Waar het kort en goed om gaat is dat in dit geval geen sprake is van een meest voor de hand liggende taalkundige betekenis van het concurrentiebeding en voorts, dat het beding door APS is opgesteld, dat het niet aannemelijk is geworden dat partijen omtrent de inhoud van dat beding hebben onderhandeld noch dat voorafgaande aan ondertekening van de arbeidsovereenkomst aan [geïntimeerde] de door APS voorgestane reikwijdte van dat beding is medegedeeld, dat [geïntimeerde] de werknemer is en dat het beding ingrijpende gevolgen heeft voor de werknemer. Bij die stand van zaken kan [geïntimeerde] naar het voorlopig oordeel van het hof niet aan een door APS bepleite betekenis van het concurrentiebeding worden gehouden en heeft de kantonrechter terecht de gevraagde voorziening gegeven. Het hof tekent hierbij aan dat de in het dictum van het bestreden vonnis opgenomen zinsnede “
verstaat dat [geïntimeerde] zonder belemmering in dienst mag treden bij [automotive B.V.]” naar het oordeel van het hof moet worden gelezen als een uitvloeisel van de gegeven voorziening en niet als een declaratoir oordeel.
3.16.
Al het voorgaande leidt tot de slotsom dat door APS in het kader van dit kort geding onvoldoende aannemelijk is gemaakt, dat de bodemrechter de door APS gestelde uitleg van het concurrentiebeding zal volgen. Dit brengt mee dat de grieven niet slagen en het bestreden vonnis zal worden bekrachtigd. Gegeven voormelde beslissing zal op de overige stellingen van partijen bij gebreke van een voldoende belang niet worden ingegaan.
3.17.
Het hof zal APS als de in het ongelijk gestelde partij in de kosten van het hoger beroep veroordelen. [geïntimeerde] heeft ook veroordeling in de kosten van de eerste aanleg gevorderd. Nu APS al in die kosten was veroordeeld en het vonnis wordt bekrachtigd, heeft [geïntimeerde] bij die vordering geen belang. De kosten voor de procedure in hoger beroep aan de zijde van [geïntimeerde] zullen worden vastgesteld op griffierecht € 311,- en voor salaris advocaat overeenkomstig het liquidatietarief € 2.682,- (3 punten x € 894,-).

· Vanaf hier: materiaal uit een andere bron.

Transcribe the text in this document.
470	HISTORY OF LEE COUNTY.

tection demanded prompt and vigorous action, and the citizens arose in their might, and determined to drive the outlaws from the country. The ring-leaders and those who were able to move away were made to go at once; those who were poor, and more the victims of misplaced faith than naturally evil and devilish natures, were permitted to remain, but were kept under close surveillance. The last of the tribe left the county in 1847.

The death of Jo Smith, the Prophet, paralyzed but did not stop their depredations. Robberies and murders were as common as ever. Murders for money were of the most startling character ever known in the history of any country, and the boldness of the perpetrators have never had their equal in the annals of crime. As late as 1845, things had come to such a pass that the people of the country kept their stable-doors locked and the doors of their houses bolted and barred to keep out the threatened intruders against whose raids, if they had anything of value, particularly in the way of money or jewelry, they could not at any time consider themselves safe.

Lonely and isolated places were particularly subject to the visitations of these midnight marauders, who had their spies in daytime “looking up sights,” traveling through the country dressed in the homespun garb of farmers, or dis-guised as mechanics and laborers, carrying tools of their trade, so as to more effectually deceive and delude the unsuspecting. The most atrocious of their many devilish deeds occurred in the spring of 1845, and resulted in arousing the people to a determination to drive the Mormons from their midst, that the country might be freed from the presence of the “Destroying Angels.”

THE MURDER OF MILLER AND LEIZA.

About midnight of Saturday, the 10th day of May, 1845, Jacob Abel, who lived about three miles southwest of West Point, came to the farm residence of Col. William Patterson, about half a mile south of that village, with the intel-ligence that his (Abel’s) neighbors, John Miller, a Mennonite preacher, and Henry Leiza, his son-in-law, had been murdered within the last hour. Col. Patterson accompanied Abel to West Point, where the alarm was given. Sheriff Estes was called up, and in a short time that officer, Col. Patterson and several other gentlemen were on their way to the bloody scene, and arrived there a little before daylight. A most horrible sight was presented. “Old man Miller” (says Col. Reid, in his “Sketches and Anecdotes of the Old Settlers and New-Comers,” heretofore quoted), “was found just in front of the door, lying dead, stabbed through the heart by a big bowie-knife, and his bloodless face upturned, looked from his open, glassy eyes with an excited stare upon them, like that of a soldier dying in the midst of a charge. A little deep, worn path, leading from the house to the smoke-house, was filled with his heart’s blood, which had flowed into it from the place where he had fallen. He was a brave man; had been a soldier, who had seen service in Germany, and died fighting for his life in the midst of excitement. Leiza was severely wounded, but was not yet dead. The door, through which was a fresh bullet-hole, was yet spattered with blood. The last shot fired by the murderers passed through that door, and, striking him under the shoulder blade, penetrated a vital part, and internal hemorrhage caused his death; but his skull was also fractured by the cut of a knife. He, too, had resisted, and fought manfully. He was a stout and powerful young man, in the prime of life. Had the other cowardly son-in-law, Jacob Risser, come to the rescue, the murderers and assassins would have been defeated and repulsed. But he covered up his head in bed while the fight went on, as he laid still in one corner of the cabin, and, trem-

Het hof zal de nakosten begroten op € 131,-- indien geen betekening plaatsvindt, dan wel op € 199,-- vermeerderd met de explootkosten indien niet binnen veertien dagen na de datum van dit arrest is voldaan aan de bij dit arrest uitgesproken veroordelingen en betekening van dit arrest heeft plaatsgevonden.

4.De uitspraak

Het hof:
bekrachtigt het bestreden vonnis;
veroordeelt APS in de proceskosten van het hoger beroep, welke kosten tot op heden aan de zijde van [geïntimeerde] worden begroot op € 311,- aan verschotten en op € 2.682,- aan salaris advocaat, en voor wat betreft de nakosten op € 131,-- indien geen betekening plaatsvindt, dan wel op € 199,-- vermeerderd met de explootkosten indien niet binnen veertien dagen na de datum van dit arrest is voldaan aan de bij dit arrest uitgesproken veroordelingen en betekening van dit arrest heeft plaatsgevonden;
Dit arrest is gewezen door mrs. O.G.H. Milar, M.A. Wabeke en R. Voorink en is in het openbaar uitgesproken door de rolraadsheer op 27 oktober 2015.